When we returned to class, we began the student news summaries for the day, and I recorded some mistakes from their speech, which I will provide feedback through an email. There was some student lead discussion after the first presentation regarding the cause of immigration and how it is viewed in America. The second presentation was on the rights of Afghanistan women and the student compared how women are in her home country and Afghanistan.
After the student presentations, I opened my Prezi website and used a self-made tutorial to introduce the different features of Prezi. There were some questions regarding the different features of Prezi. Some students had their heads on the table, were working on their computers, and were not looking at the presentation. Other students asked questions about how to import videos and adjust the starting point of the video.
With 20 minutes in the class, I directed the students to share the brainstorm/outlines they generated in the previous class with a partner. Some students discussed their project without looking at their paper, and some discussed the topic only briefly and then waited. I walked around the room and asked students about their projects and answered questions. At the end of class, I quickly summarized some points that I noticed about the students' outlines and their brainstorming and potential areas of concern.
We then wrapped up the class.
I feel that I have more disaster classes than I have successful classes. I think that from the reactions and behaviors of my students today, that lack of interest or motivation has finally reared its ugly head. The problem, then, is what is the cause of the lack of motivation for my students? Why do they appear so disconnected from the lesson?
This problem began when I gave a short tutorial on how to use Prezi, which is an online program similar to PowerPoint. Prezi could be an important tool for students and in the last class, I had a student ask me how to use it. So I thought it would be a good idea to take some time to introduce the technology to the class. However, the students seemed really board (e.g., student falling asleep or checking Facebook in class). One immediate glaring reason for the lack of interest, it seems, is that students have already decided on the platform for their presentations. Thus, the presentation had little relevance to either their final project or to their real lives and so it failed to be relevant or informative.
Second, I see that despite my attempts to train peer reviewing by discussing the need for peer review, the benefits of noticing and giving information, and the large amount of peer review practicing that we do, my students are not getting any better at it. In class my students exchanged very little relevant ideas on their projects without prompting. For example, two students were not discussing their projects when I approached them. I asked the first student if he understood his partner's presentation, and he said, "yes." Then I asked him if he thought it was well organized, and he said, "no." But the two students didn't seem to care that it wasn't well organized until I stared asking more questions. Another pair had discussed the wording in a presentation, but it wasn't until I began asking questions that the student's self-diagnosed a potential problem in her own presentation: her bias for Korean food over U.S. food on a presentation discussing the effects of U.S. food on Koreans who move to the U.S.
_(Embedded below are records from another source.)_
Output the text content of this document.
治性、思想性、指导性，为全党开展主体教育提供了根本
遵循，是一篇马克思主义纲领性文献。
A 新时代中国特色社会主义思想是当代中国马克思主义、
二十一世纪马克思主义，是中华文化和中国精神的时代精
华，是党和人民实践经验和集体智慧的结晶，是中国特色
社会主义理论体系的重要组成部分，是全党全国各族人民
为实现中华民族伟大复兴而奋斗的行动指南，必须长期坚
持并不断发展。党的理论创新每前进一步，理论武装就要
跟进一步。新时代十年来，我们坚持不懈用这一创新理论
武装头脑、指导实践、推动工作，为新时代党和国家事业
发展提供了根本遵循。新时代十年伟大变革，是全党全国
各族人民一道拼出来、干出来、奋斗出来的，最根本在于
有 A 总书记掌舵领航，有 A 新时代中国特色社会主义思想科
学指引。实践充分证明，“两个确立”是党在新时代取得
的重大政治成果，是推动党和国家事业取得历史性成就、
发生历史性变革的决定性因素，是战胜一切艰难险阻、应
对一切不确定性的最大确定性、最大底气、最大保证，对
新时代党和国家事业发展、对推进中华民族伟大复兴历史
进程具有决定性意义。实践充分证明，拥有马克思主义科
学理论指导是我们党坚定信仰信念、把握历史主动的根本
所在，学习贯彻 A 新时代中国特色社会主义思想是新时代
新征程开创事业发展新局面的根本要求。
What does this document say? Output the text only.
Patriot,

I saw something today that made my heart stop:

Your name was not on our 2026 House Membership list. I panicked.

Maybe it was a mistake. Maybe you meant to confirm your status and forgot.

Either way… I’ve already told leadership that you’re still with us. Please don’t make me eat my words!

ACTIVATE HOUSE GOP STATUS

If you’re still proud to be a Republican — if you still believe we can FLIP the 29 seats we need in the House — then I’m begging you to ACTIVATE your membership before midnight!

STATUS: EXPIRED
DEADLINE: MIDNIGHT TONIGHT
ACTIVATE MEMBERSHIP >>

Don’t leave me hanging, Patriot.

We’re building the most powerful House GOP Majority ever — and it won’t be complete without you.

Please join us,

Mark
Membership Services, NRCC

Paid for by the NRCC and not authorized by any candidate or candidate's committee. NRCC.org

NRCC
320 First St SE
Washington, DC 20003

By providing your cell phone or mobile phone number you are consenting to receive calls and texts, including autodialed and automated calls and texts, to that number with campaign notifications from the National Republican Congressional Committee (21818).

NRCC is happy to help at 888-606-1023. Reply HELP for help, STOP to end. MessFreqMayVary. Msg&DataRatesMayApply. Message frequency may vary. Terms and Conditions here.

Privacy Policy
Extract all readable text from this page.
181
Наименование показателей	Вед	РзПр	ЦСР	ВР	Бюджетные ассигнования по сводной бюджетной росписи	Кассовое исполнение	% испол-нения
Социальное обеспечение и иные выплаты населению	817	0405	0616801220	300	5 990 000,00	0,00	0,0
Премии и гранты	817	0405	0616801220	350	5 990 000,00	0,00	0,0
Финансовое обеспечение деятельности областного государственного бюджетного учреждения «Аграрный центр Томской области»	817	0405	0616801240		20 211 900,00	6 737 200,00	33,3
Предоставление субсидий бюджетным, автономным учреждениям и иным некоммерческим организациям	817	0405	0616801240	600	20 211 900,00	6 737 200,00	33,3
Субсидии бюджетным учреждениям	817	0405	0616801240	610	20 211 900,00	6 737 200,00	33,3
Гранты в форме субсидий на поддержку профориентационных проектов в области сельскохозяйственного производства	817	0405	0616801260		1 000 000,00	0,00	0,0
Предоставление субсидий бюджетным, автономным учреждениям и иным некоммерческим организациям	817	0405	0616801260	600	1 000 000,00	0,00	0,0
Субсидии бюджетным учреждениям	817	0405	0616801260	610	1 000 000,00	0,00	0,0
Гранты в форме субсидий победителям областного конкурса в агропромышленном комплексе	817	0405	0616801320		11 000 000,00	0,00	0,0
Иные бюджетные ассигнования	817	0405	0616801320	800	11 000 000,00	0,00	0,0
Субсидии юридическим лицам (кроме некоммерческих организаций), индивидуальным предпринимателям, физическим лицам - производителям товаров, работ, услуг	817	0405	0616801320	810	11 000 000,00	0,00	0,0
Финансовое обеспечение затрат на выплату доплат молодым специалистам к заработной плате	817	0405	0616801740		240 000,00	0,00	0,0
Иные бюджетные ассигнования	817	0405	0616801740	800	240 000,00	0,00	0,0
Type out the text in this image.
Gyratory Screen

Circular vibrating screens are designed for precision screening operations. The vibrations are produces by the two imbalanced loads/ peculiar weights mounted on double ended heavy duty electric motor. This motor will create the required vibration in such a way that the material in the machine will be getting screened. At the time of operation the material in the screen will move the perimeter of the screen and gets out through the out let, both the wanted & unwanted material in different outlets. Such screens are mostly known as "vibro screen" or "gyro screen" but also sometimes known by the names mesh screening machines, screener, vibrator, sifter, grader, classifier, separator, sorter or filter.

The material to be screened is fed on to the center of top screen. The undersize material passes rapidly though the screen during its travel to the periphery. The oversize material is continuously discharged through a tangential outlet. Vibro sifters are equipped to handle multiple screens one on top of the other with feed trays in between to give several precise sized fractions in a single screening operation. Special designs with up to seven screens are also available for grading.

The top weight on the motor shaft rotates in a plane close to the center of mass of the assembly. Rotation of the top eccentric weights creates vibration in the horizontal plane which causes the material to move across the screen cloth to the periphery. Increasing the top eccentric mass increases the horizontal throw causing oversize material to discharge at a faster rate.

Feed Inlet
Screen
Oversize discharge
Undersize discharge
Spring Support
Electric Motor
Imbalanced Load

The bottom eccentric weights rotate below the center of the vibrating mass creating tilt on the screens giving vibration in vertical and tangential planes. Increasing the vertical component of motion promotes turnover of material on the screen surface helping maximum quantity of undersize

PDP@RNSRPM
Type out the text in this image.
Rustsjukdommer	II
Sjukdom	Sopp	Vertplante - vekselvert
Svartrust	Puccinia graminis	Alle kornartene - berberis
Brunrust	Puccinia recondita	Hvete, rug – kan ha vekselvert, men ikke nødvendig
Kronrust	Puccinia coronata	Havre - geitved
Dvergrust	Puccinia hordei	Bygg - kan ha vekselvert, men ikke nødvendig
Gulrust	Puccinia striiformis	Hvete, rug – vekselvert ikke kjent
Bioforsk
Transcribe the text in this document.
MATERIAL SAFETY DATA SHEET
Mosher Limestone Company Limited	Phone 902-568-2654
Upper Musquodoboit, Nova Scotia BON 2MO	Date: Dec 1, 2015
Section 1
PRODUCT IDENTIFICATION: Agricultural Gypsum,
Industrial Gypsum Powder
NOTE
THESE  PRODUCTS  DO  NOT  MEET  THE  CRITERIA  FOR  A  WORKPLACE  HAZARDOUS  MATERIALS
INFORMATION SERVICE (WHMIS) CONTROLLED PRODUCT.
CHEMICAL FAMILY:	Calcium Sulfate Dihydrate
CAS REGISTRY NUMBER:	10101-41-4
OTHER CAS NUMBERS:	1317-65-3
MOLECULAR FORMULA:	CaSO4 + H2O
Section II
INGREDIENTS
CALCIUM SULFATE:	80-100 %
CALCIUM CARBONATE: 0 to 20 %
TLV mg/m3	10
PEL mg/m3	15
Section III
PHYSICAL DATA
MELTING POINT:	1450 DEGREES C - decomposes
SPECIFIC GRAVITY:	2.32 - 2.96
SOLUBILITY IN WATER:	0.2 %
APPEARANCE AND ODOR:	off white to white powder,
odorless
I'm see now at the end of class that I needed to do a better job in giving examples of peer reviewing and taking a class time to devote to peer review. Also, I regret not conducting the ALR research on peer-review for this class because reading about the literature, studies, and theories behind noticing and peer-review would have helped. In all, I think my efforts to integrate peer review to help my students target specific grammatical problems has been inadequate.